15.3.24

Crime, emigração e retórica de avestruz

 

Na edição de hoje do Le Figaro Magazine transcreve-se uma entrevista muito pertinente com Charles Sapin sobre os nacionalismos europeus de hoje, melhor dito, partidos xenófobos e de direita radical. A entrevista se justifica pela publicação recente de

.

Há dois destaques: 
1. Assustar os eleitores com os perigos do fascismo, do nazismo, da extrema-direita do século XX não resulta mais, até porque mesmo os que inicialmente foram neonazis ou neofascistas se afastaram das origens para se inserirem na atualidade; 
2. A forte subida eleitoral dos novos grupos à direita, sejam eles populistas ou não, se deve ao facto de falarem diretamente e sem pruridos na situação migratória, problema com que estão muito à vontade porque, não tendo estado no poder, não tiveram qualquer responsabilidade nela, basta-lhes apontarem o dedo. 

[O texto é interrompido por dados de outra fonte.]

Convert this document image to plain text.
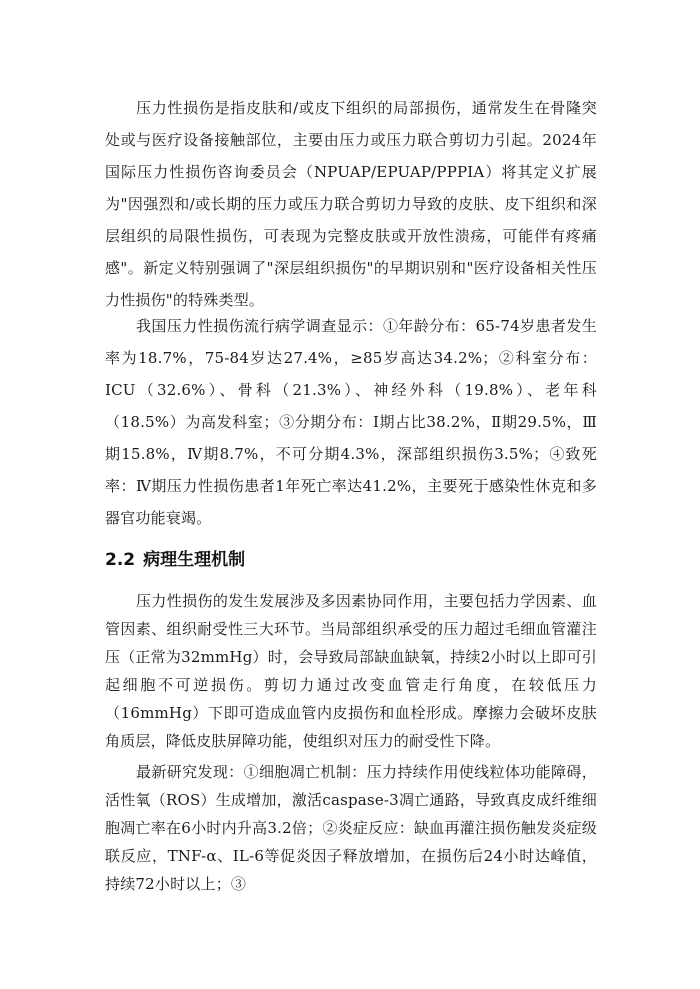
压力性损伤是指皮肤和/或皮下组织的局部损伤，通常发生在骨隆突处或与医疗设备接触部位，主要由压力或压力联合剪切力引起。2024年国际压力性损伤咨询委员会（NPUAP/EPUAP/PPPIA）将其定义扩展为"因强烈和/或长期的压力或压力联合剪切力导致的皮肤、皮下组织和深层组织的局限性损伤，可表现为完整皮肤或开放性溃疡，可能伴有疼痛感"。新定义特别强调了"深层组织损伤"的早期识别和"医疗设备相关性压力性损伤"的特殊类型。

我国压力性损伤流行病学调查显示：①年龄分布：65-74岁患者发生率为18.7%，75-84岁达27.4%，≥85岁高达34.2%；②科室分布：ICU（32.6%）、骨科（21.3%）、神经外科（19.8%）、老年科（18.5%）为高发科室；③分期分布：Ⅰ期占比38.2%，Ⅱ期29.5%，Ⅲ期15.8%，Ⅳ期8.7%，不可分期4.3%，深部组织损伤3.5%；④致死率：Ⅳ期压力性损伤患者1年死亡率达41.2%，主要死于感染性休克和多器官功能衰竭。

2.2 病理生理机制

压力性损伤的发生发展涉及多因素协同作用，主要包括力学因素、血管因素、组织耐受性三大环节。当局部组织承受的压力超过毛细血管灌注压（正常为32mmHg）时，会导致局部缺血缺氧，持续2小时以上即可引起细胞不可逆损伤。剪切力通过改变血管走行角度，在较低压力（16mmHg）下即可造成血管内皮损伤和血栓形成。摩擦力会破坏皮肤角质层，降低皮肤屏障功能，使组织对压力的耐受性下降。

最新研究发现：①细胞凋亡机制：压力持续作用使线粒体功能障碍，活性氧（ROS）生成增加，激活caspase-3凋亡通路，导致真皮成纤维细胞凋亡率在6小时内升高3.2倍；②炎症反应：缺血再灌注损伤触发炎症级联反应，TNF-α、IL-6等促炎因子释放增加，在损伤后24小时达峰值，持续72小时以上；③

A situação migratória, relembro, varia de país para país. Na Suécia, ou na França, ou na Itália, tem contornos e consequências específicos, além dos comuns. Em Portugal o governo socialista e o seu partido, oportunamente, fizeram sair relatórios que demonstram que os emigrantes, ao contrário do que diz André Ventura, não são problema para a Segurança Social, dado o volume das suas contribuições. O chefe do partido Chega moderou-se e não foi só para conquistar moderados, ele simplesmente não tem elasticidade retórica nem cognitiva. Podia ler, ou mandar ler, em pormenor o relatório para lhe apontar eventuais lacunas; não o fez. Podia chamar a atenção, mas com dados estatísticos, para a criminalidade, mas só o faz 'por alto', ou 'de leve', atirando 'bocas' ao mercado dos votos. A credibilidade destes partidos cairá por si própria se forem mais lacunares ainda que os outros. O problema é que muitas vezes, como no caso do Brasil e dos EUA, só quando estão no poder se percebe que não têm soluções e são meros intrumentos de gangues internas de empresários sugadores dos dinheiros públicos e de gangues externas integradas na 'Nova Ordem Mundial' - que é, na prática, a retoma do pior que havia nas antigas ordens locais.

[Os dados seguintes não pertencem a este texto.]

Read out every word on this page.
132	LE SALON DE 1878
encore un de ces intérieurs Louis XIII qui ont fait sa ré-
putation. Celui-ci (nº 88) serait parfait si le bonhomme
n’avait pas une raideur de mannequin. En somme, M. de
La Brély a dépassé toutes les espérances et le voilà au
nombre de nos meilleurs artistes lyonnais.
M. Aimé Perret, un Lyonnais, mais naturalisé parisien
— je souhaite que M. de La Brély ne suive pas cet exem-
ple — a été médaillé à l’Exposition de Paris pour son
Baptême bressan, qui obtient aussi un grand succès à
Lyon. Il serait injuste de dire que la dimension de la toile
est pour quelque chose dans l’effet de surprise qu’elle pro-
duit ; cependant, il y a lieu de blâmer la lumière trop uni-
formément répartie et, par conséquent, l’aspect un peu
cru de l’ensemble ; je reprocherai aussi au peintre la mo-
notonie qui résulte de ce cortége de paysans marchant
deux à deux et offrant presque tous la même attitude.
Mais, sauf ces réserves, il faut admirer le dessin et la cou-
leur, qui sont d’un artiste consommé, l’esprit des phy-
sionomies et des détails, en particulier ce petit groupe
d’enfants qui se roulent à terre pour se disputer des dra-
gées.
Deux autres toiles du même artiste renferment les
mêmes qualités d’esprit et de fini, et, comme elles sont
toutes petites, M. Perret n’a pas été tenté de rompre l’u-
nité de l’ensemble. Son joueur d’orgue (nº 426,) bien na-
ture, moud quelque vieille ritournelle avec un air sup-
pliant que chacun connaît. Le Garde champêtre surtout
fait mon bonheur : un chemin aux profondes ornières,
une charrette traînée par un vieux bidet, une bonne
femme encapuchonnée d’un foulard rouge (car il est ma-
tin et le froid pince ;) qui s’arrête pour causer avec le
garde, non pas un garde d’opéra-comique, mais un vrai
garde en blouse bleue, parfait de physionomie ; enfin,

Alguns países procuram repetidamente ocultar nos noticiários a origem de criminosos cujos crimes ganharam relevo. É a continuação da política centrista de meter a cabeça debaixo do chão e fingir que essas estatísticas, e a própria migração para dentro da União Europeia, não constituem qualquer problema. É mesmo por esse tipo de estratégia que o centro político se esvazia, beneficiando os partidos tendencialmente autoritários de direita (visto que o autoritarismo de esquerda está hoje sem crédito nem futuro visível, além, pela sua falta de elasticidade, se terem ressequido limitando-se a repetir princípios e valores envelhecidos). É necessário que um governo traga para a rua, sem pruridos em lacunas, um relatório bem fundamentado que nos esclareça sobre a relação entre aumento da criminalidade por tipos, categorias, e o aumento das correntes migratórias, ilegais e legais. É preciso que, depois disso, caso vejamos todos razão para tal, se anunciem medidas concretas, a médio e curto prazo, para diminuir o efeito negativo, medidas que não se limitam a mandar as pessoas embora no primeiro transporte que apareça - até porque elas voltam, ou similares. No Brasil, por exemplo, Bolsonaro e seus entusiastas diziam resolver a criminalidade mandando prender: é bandido prende (e, se puder, mata). Não resolveram nada e assistiram até à formação de filas para... entrar na prisão, com criminosos algemados nos seus carros (ou em outros) à espera da entrada no novo hotel que os protege de serem mortos por outros. Não criou novos presídios, não resolveu a criminalidade antecipando-a pela criação de programas de reinserção, de promoção de potenciais criminosos (principalmente jovens) a funções que os afastem do crime e lhes garantam salário digno, residência longe de zonas de contaminação mais fácil, etc. Como Trump nos EUA também não resolveu qualquer problema com os emigrantes ilegais, apenas construiu um pedaço de muro inútil e inconsequente e vetou entrada de estrangeiros indiscriminada que também não evitou atos terroristas e criminosos dentro do país, nem diminuiu o número de mortos à bala.

Parece que o avestruz, afinal, não mete a cabeça no chão por medo. Mas o avestruz político é um menino mimado (muitas vezes pelo estado social, outras pelos papás) que mete a cabeça no chão sempre que algum problema o incomode mais. O sistema democrático não se resolve por inércia.